The Murciélago, with its enlarged 6.5-liter V12 engine producing an awe-inspiring 640 horsepower further solidified its position as a quintessential analog supercar. Initially introduced in 2001 with a six-speed manual gearbox, Lamborghini later introduced their first automated manual transmission, known as E-Gear, in 2006. Although heralded as a significant advancement at the time, it fell short of the groundbreaking expectations that enthusiasts eagerly anticipated. Nevertheless, the E-Gear still held up to a commendable standard and provided state-of-the-art performance during its glistening moments. 


In 2011, Lamborghini unleashed their most extreme V12 supercar to date — the Aventador. Following Lamborghini’s modus operandi, the Aventador derived its name from a legendary fighting bull. It represented a quantum leap forward by incorporating mass-production carbon-fibre monocoque construction that significantly reduced weight while simultaneously enhancing chassis strength.

Equipped with a 6.5-liter V12 engine breaching the 700 hp threshold, the Aventador earned its moniker as the Aventador LP 700-4 signifying its all-wheel drive configuration.

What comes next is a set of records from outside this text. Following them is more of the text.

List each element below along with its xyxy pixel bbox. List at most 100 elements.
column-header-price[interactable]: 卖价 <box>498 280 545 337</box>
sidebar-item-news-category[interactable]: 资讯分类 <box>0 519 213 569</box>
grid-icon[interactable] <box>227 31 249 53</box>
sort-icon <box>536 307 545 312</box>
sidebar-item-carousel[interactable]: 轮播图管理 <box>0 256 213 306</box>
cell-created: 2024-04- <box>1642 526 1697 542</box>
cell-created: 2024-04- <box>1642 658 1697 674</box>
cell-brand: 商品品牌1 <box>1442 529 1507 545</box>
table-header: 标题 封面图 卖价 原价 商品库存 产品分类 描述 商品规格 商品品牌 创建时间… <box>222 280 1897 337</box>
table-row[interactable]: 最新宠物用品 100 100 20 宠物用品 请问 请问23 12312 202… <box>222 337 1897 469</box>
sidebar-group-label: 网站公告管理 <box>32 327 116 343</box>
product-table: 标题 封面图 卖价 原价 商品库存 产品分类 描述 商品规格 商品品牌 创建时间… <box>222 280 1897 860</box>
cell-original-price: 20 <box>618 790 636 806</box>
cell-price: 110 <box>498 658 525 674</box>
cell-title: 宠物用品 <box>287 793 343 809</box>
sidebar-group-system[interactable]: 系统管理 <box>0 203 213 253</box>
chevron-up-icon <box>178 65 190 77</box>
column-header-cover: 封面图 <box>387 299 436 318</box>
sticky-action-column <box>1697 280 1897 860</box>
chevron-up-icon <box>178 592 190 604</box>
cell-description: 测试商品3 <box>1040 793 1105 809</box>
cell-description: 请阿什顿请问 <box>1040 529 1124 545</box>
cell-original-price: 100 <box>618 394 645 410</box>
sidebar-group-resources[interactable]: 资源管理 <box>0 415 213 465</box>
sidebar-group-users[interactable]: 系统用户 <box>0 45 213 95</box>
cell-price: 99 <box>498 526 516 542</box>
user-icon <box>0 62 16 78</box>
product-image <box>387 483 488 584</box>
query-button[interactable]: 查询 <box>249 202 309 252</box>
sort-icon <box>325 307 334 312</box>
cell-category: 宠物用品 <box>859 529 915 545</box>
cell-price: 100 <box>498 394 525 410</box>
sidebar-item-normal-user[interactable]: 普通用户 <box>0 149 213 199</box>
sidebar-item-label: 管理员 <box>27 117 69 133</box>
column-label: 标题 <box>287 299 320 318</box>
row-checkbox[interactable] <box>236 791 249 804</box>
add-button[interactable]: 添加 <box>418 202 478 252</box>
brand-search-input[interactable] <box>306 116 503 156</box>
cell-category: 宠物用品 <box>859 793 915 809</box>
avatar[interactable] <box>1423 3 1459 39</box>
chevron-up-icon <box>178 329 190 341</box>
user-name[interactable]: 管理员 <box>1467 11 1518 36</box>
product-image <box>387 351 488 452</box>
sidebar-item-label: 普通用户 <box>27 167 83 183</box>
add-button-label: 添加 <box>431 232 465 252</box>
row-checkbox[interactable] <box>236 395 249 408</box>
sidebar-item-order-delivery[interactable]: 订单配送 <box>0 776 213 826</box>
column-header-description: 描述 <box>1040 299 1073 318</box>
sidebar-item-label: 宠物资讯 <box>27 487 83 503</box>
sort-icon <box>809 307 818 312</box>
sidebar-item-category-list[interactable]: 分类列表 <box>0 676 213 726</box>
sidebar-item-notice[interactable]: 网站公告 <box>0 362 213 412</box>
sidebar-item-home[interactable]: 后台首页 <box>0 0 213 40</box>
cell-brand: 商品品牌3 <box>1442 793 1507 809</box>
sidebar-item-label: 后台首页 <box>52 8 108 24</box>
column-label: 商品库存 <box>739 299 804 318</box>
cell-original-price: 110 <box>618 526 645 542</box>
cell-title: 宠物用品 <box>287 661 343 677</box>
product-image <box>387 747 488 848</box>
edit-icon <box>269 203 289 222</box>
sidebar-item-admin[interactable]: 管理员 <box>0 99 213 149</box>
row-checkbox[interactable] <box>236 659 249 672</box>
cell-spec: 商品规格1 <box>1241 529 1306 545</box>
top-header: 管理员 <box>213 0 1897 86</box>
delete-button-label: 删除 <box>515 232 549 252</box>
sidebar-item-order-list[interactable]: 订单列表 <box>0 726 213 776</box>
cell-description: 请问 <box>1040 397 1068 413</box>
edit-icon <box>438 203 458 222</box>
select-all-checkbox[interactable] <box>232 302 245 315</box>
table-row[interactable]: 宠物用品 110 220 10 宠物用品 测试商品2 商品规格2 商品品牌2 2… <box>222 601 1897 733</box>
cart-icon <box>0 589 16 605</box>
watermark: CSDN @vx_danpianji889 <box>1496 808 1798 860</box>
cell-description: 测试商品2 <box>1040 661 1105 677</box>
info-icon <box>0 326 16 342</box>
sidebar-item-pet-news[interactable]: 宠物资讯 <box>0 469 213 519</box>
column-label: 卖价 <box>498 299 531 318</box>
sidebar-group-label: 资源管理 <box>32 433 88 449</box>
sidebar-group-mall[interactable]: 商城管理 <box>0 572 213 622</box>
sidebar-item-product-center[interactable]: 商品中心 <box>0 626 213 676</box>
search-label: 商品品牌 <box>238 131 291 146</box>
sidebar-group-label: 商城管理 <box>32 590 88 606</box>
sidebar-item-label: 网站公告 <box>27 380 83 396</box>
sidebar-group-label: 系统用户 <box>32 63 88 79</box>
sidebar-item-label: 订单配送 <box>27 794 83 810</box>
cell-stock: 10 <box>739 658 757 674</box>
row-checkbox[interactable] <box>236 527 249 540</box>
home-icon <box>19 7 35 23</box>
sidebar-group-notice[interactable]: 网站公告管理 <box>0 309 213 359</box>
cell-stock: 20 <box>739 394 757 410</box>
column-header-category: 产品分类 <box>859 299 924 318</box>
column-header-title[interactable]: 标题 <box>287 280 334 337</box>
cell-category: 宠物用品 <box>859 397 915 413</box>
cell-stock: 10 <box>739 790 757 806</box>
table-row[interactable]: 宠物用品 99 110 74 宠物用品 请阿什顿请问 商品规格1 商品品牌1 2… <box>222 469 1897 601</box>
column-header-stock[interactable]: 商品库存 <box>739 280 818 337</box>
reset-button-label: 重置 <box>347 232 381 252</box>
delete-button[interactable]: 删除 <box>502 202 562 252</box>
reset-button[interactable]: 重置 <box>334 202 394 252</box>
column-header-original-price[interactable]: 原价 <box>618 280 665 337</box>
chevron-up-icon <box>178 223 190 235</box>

And as we all know today, this particular Raging Bull has proved immensely popular with a staggering 11,465 units sold worldwide. As the model evolved, its power output improved to 740 hp, and finally peaked in the Aventador Ultimae where power soared to a remarkable 780 hp. This exceptional limited edition Aventador Ultimae, capable of accelerating from 0 to 100 km/h in a mind-boggling 2.84 seconds and achieving a top speed of 356 km/h, showcased its extraordinary performance credentials. 

The Aventador demonstrated exceptional agility in urban environments and truly flourished on open roads. However, the formerly groundbreaking transmission in 2011 that it wielded did fall short behind the industry standard of dual-clutch transmissions established in the years that came. But despite that, the reverence for the model was not diminished and the Ultimae edition still fetched a price of nearly US$600,000


This brings us to Lamborghini’s upcoming V12 supercar—the Revuelto. Combining a naturally aspirated V12 engine with a high-performance electric drivetrain in a hybrid configuration, the Revuelto will boast an astonishing output exceeding one thousand horsepower (1015 hp to be precise).

Accompanying this formidable powertrain will be an eight-speed dual-clutch transmission, representing a significant leap forward in transmission technology. Lamborghini estimates the Revuelto will achieve a blistering 0-100 km/h time of 2.5 seconds, with a top speed surpassing 350 km/h. Production is slated to commence in the final quarter of 2023, and we are eager to provide updates as soon as it becomes available.